Like much of Artur Żmijewski's work, Repetition explores the aesthetics of violence and segregation, where artist takes a role of a „laboratory scientist,” arranging quasi-therapeutic situations. The video records a re-enactment of the Stanford Prison Experi­ment – the famous 1971 psychological study of human behaviour in prison conditions, conducted by Professor Philip Zimbardo at the US Stanford University - realised by the artist in Warsaw in 2005. The original experiment had to be interrupted as groups playing roles of guards and inmates started manifesting behavioural patterns normally regarded as pathological.

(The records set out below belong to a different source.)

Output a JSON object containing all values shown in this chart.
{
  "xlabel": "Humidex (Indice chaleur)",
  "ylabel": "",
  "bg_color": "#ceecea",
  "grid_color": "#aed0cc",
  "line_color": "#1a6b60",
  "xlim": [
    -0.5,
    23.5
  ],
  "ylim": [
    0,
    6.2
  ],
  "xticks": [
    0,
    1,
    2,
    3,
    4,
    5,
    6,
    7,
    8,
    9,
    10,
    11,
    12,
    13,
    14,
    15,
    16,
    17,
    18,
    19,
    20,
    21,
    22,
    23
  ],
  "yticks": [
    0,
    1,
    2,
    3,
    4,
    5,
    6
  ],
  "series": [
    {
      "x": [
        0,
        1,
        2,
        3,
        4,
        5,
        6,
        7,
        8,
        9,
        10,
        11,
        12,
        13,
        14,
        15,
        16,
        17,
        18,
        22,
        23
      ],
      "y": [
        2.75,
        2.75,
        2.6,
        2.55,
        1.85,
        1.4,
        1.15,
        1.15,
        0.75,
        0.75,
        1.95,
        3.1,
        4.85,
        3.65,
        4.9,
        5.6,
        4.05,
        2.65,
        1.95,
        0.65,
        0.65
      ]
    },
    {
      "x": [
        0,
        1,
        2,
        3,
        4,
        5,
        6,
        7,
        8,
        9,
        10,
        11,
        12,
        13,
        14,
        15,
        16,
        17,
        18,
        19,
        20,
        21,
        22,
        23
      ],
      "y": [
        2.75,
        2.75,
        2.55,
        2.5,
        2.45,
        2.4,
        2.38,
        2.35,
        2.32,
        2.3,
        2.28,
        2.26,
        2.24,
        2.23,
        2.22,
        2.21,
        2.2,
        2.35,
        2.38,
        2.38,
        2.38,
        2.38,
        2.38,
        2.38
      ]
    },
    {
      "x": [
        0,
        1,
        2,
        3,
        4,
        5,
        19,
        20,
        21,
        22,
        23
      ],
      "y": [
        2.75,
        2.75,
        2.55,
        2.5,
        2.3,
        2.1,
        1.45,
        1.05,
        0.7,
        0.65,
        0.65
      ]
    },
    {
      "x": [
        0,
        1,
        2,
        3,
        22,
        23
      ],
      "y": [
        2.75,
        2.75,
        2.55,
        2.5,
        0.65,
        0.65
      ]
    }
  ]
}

Critical Juncture was initiated and curated by UK-based Polish artist Magda Fabiańczyk and Indian anthropologist Neelima Jeychandran with conceptual advice from Alicja Rogalska and support from Cressida Kocienski. It was produced by Win-Win Foundation (www.winwin.org.pl). Academic partners included Sree Sankaracharya University, Center for Public Policy Research in Kochi and Srishti School of Art and Design in Bangalore. Other partners included Kochi Muziris Biennale (www.kochimuzirisbiennale.org), Clark House Initiative in Mumbai, FICA ( The Foundation for Indian Contemporary Art / www.ficart.org) in New Delhi and 1Shanthiroad in Bangalore (www.1shanthiroad.com). Artists invited to take part in the residency programme included Sanchayan Ghosh, Tushar Joag, Joanna Rajkowska, Alicja Rogalska, Sharmila Samant, Cop Shiva, Łukasz Surowiec, Dinesh Shenoy, Gapakumar R and Julita Wójcik.



 



Critical Juncture was co-financed by the Ministry of Culture and National Heritage of the Republic of Poland, Polish Cultural Institute in New Delhi and private donations.